If you, or we, owed the City of Bend a couple of thousand dollars in taxes and told the city, "Okay, how about if we pay half of it and forget the rest?" the response probably would be something along the lines of: "Are you SERIOUS?!?"
If you're a hotel owner and you owe the city a couple of hundred thousand dollars, however, it's a different story.
An audit the city did earlier this year found that a half-dozen local hotels owed more than $340,000 in room taxes. The dispute centered on a since-repealed provision of the tax code that said hotels that offered guests a free breakfast could deduct $10 per person when calculating the room tax guests owed.
The hotel owners had argued for that provision by claiming they needed it to keep their rates competitive with those of hotels in other tourist destinations. Their credibility wasn't helped by the fact that, as it turned out, they had continued to collect the full amount of tax from their guests and then quietly pocketed the difference instead of paying it to the city.

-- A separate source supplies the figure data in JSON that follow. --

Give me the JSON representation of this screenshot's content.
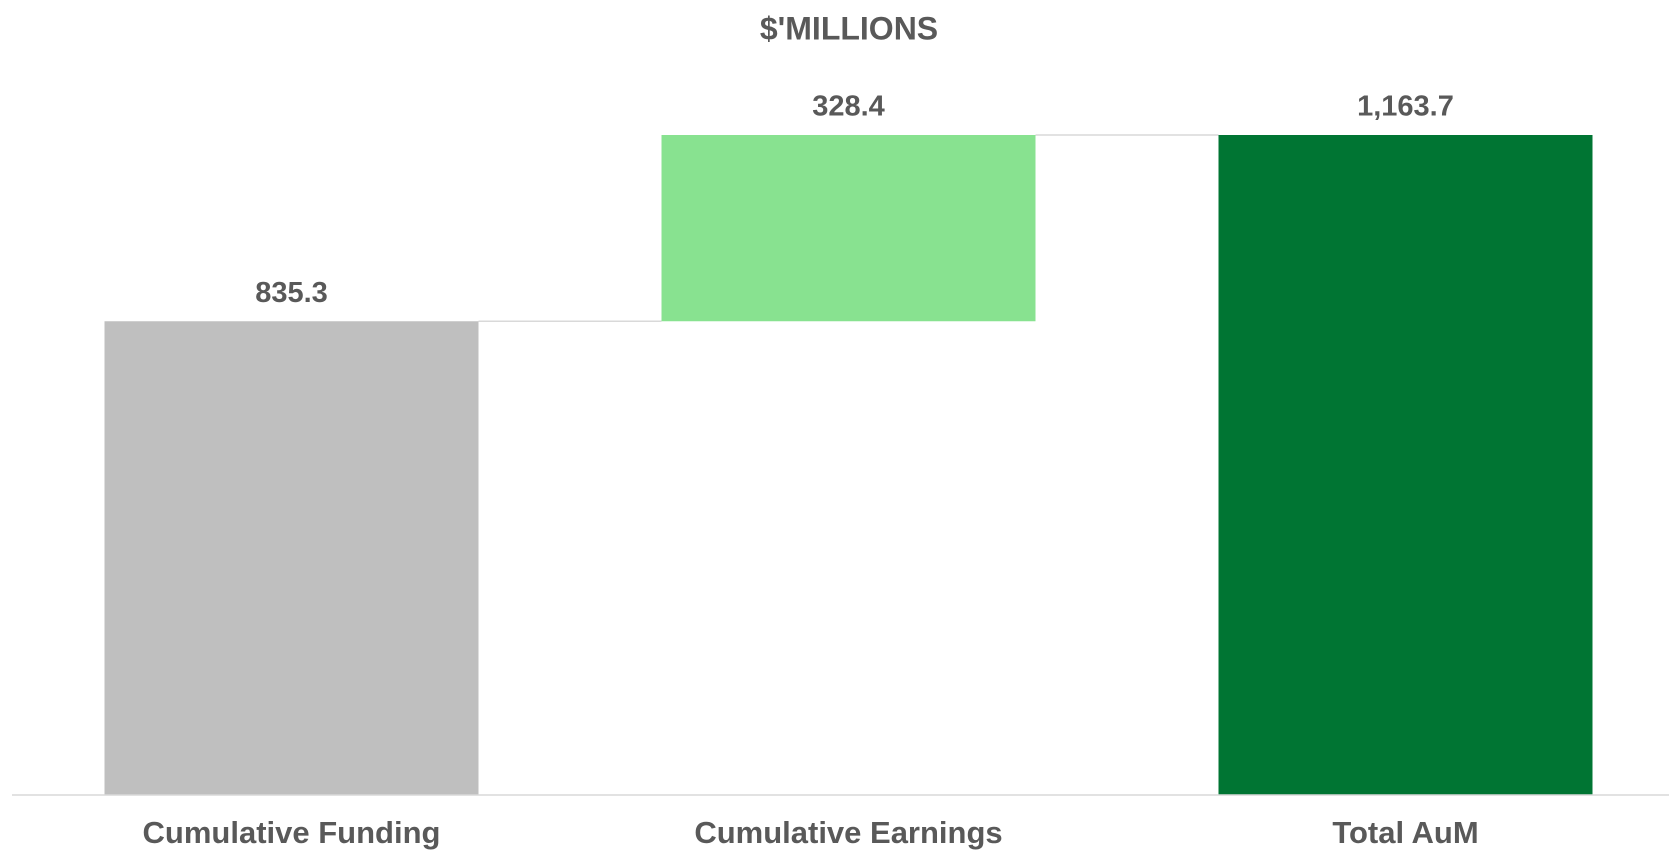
{
  "chart_data": {
    "type": "waterfall",
    "title": "$'MILLIONS",
    "categories": [
      "Cumulative Funding",
      "Cumulative Earnings",
      "Total AuM"
    ],
    "measure": [
      "absolute",
      "relative",
      "total"
    ],
    "values": [
      835.3,
      328.4,
      1163.7
    ],
    "value_labels": [
      "835.3",
      "328.4",
      "1,163.7"
    ],
    "colors": [
      "#bfbfbf",
      "#88e290",
      "#007533"
    ]
  }
}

The hotel owners lawyered up and announced their intention to fight the issue, and this week the city decided to cut them a break - a $200,000 break. The city and the six hotels involved negotiated a legal settlement under which the hotels will pay less than half the full amount of taxes owed - $136,328.25, to be precise. The city council approved the deal 5-2, with only Councilors Jodie Barram and Jim Clinton dissenting.
The agreement saves the city the expense of a long, drawn-out court battle, and we can't really fault the city for wanting to avoid one - especially considering its rather dismal recent track record in the courts.
What's harder to understand, or excuse, is the city's consent to putting itself under a gag order. The terms of the agreement state: "If public comment on this agreement is required by the media, [hotel] Operator or the City in its official capacity will simply state the terms of the agreement in general language and that the parties have in good faith worked together to resolve their dispute."
The City of Bend in recent years has tended to go off the rails when it makes decisions in secret - decisions like paying more than $2 million for a master plan for a grandiose mixed-use development that looks unlikely to ever get off the ground, or spending more than $200,000 for buses that appeared to have been engineered by the Marx Brothers and built by the Three Stooges. So we're more than a little queasy when it reaches a $200,000 agreement behind closed doors - and then city councilors put a muzzle on themselves so they don't have to explain or defend that decision to the press or public.
Councilors Barram and Clinton deserve thanks for making a brave, though losing, stand for the principle of transparency in government. For the other five, we're delivering five versions of THE BOOT in appropriate styles and sizes.